On 09/10/06 21:20 +0530, Rony wrote: <snip>
So the bottom line is that FOSS cannot make money on sales. They can only make money through service and customization. This happens only for big customers. Thats why the home or small office customers remain untouched by FOSS companies. Thats where commercial closed software
*Sigh*. The home user will *NOT* pay money for software, unless forced to. I don't know of too many small business owners who want to pay for software either, unless it directly affects their revenue/profit generation. So Tally will be bought, Office and Windows will be copied.
fills the gap. If FOSS versions are available for doing the same tasks, the customer will simply download that software and use it for free. He still doesn't generate revenue for the FOSS maker.

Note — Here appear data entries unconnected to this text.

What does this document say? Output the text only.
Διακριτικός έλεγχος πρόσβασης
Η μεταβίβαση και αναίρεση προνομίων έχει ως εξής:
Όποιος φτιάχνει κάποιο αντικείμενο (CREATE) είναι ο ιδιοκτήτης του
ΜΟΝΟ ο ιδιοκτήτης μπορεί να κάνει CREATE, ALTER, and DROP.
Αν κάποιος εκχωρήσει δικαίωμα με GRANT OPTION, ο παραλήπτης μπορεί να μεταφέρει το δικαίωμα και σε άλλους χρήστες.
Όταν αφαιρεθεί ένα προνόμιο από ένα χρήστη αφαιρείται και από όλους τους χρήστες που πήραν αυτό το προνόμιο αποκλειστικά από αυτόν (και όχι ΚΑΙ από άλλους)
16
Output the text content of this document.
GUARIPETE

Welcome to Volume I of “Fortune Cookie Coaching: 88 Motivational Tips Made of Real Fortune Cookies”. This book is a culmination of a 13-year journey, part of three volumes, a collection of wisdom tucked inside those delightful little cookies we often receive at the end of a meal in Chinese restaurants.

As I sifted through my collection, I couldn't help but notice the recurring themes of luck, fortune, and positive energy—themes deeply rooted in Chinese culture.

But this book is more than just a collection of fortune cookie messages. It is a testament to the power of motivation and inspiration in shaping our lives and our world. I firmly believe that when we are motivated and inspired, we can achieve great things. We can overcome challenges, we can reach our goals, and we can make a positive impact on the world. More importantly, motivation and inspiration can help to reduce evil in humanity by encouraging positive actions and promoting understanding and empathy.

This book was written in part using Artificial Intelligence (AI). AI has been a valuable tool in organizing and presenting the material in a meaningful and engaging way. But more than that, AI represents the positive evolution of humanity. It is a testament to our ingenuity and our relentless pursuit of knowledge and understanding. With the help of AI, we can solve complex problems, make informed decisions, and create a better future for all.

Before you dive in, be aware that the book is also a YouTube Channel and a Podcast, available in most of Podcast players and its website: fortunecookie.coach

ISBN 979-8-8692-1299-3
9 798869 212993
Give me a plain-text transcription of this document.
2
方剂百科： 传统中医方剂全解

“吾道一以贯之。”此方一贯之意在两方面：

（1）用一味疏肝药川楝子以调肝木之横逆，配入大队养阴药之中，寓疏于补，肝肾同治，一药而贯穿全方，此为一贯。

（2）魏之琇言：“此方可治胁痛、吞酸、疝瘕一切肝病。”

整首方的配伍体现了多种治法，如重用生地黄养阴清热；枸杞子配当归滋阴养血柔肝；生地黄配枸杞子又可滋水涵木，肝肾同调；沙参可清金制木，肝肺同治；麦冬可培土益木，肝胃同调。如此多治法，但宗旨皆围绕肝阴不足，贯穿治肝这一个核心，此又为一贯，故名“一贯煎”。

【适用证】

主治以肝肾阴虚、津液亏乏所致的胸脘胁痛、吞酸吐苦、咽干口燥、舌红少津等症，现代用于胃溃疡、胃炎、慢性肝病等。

Pssst, Redhat became profitable after dropping their support for small customers. How much revenue do you think Microsoft actually gets from home users (or small businesses)? And you do know that OEM versions of Windows come with no support whatsoever? Notice that Microsoft fixes DRM flaws in three days, but regular users have to wait for a few weeks (to months) to get patches for exploitable bugs. Who do you think their real customers are?
The 90/10 rule applies for profitable customers (90% of your customer base will not give you a profit, 10% will).
Also, if you notice, service is a far more profitable market than pure sales (MSFT is desperate to break into the service market, IBM generates very large profits from service. IBM even sold the PC division because it wasn't generating enough profits.).